How People Shape Our Journey
I often wonder what is it that creates our memories of a place – people or the place itself? Much as we would want to describe, the dynamics of a geographical location is difficult to explain. It can mean differently to different people.
In the course of my getaways, I came back with stories and mostly they have been about people and how they added to the experience of a place.
For the sake of all the wonderful times, I choose to ignore the bad ones. Try hard enough to avoid; still, there would always be that co-passenger who’s loud over the phone, a driver who takes you off route or overcharges, a wannabe guide who keeps misleading throughout for the sake of earning a few bucks or your hotel staff not being helpful. The list can go on. My personal worst in recent times being the one where the driver literally dumped us midway due to a taxi strike and eventually, four of us negotiated with them for hours and ultimately paid more than double the price to reach a safer location. At the end, tired and irate but still not deterred from my love for Uttarakhand.

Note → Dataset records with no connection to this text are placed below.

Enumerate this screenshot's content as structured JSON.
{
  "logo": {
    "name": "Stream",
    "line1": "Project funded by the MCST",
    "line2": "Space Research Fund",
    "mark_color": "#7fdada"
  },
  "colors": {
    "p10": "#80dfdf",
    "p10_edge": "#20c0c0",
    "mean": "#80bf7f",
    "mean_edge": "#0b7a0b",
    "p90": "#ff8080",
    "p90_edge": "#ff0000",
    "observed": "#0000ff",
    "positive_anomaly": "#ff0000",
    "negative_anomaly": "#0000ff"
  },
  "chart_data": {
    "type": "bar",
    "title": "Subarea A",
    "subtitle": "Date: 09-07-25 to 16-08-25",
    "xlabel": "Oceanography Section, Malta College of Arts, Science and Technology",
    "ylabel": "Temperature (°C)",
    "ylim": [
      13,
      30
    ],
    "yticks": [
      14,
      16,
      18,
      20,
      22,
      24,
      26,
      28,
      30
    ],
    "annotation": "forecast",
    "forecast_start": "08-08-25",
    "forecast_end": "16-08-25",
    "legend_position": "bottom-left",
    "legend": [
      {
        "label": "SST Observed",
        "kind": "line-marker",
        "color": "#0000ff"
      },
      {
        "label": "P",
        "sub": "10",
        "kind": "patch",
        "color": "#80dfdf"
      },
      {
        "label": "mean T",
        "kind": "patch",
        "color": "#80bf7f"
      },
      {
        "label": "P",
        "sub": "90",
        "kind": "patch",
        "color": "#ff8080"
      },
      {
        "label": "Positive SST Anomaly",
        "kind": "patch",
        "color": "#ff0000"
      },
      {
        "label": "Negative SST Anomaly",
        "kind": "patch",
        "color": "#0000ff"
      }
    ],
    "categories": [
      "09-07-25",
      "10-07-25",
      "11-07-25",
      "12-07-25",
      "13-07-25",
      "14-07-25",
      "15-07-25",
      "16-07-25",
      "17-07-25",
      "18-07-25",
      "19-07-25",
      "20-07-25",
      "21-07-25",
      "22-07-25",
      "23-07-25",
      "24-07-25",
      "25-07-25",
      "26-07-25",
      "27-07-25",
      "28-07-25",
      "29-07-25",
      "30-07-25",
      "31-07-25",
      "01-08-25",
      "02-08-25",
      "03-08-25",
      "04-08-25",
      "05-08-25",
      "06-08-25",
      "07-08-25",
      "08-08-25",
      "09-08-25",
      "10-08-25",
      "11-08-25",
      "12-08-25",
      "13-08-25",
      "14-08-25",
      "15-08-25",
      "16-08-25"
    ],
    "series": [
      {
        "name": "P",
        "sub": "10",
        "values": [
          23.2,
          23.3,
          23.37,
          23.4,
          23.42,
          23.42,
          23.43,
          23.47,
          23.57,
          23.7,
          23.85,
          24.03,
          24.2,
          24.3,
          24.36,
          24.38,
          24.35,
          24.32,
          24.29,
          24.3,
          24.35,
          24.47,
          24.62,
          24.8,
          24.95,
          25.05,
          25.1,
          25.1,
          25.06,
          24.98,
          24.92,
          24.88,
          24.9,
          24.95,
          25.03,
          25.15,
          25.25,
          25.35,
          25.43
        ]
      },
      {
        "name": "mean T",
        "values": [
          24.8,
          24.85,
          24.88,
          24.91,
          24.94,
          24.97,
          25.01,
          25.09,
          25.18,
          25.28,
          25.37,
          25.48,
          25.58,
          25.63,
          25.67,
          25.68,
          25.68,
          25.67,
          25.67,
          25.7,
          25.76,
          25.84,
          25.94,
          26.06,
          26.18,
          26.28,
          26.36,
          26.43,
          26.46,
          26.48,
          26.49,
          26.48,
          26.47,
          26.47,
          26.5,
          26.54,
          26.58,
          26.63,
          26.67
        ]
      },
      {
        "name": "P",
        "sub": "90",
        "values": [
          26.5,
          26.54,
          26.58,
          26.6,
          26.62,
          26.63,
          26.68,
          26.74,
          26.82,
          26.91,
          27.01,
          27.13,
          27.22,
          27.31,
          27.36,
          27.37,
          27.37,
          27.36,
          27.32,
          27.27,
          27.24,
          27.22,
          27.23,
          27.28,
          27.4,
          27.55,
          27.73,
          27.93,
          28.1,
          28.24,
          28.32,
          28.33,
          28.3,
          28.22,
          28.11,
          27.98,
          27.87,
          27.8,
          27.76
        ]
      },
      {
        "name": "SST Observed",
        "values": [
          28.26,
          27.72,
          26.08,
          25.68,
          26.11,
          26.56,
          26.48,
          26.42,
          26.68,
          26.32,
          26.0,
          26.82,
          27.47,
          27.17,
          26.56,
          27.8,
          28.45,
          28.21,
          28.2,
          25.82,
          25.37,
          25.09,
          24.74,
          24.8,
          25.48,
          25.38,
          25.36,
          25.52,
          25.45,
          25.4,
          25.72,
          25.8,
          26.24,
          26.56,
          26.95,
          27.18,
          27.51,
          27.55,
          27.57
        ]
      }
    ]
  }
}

The real memories are numerous and each engraved distinctively. Our auto driver in Amritsar drove us throughout the day with patience and volunteered to drop at the station without any extra charge. A Jodhpur cafe owner let us spend an entire afternoon at his cafe (coffee with an additional homemade cake and board games). While one sweet old lady in Kalimpong readily agreed to cook for a nominal price; another in Dalhousie invited me for lunch. For a mere one night stay, I haven’t experienced guest engagement anywhere as in Ranthambore which later extended to almost two days.
These might not have been life changing moments; however, every small gesture of hospitality and warmth bestowed upon by strangers in a new place is one of the best parts of travelling – be it for a day or ages.
While locals represent the heart and soul of a place; the people we meet throughout inspire us in many ways too. An adventure group in Almora invited us for sightseeing with them for a day and introduced an unexplored territory. And as it turned out, I now have been on three trips with them. I have stayed awake playing with a group of youngsters till the wee hours or listening to someone’s travel tales and many more. My interaction with others made me admire and befriend some, while being equally receptive with any coming my way. It’s interesting how people introduce us to places we didn’t know exist. Sometimes, I try and imagine the alternate versions of how those dorm stays with strangers, treks, road trips, camps, bonfires and musical starry nights would have turned out without those people. I couldn’t; as it would change the entire narration and maybe, I don’t need another version.
Some paths are to be taken alone and some with people along for them to witness our journey. Life happens when the best of both worlds meet.
We as travellers impact a local’s idea about outsiders to a great extent and thus it becomes a mutual process. Maybe, to them, we represent a community of our own which is in thriving existence. Somewhere, it is our moral responsibility to make other’s experience equally pleasant – be it fellow travellers or residents.
If we are in someone else’s narration – it better be a happy one for them. I am learning, so are we all. I haven’t reached a conclusion to my initial question, no need to. My takeaway remains – set out without prejudices or preconceived notions for that is the beauty of the unknown.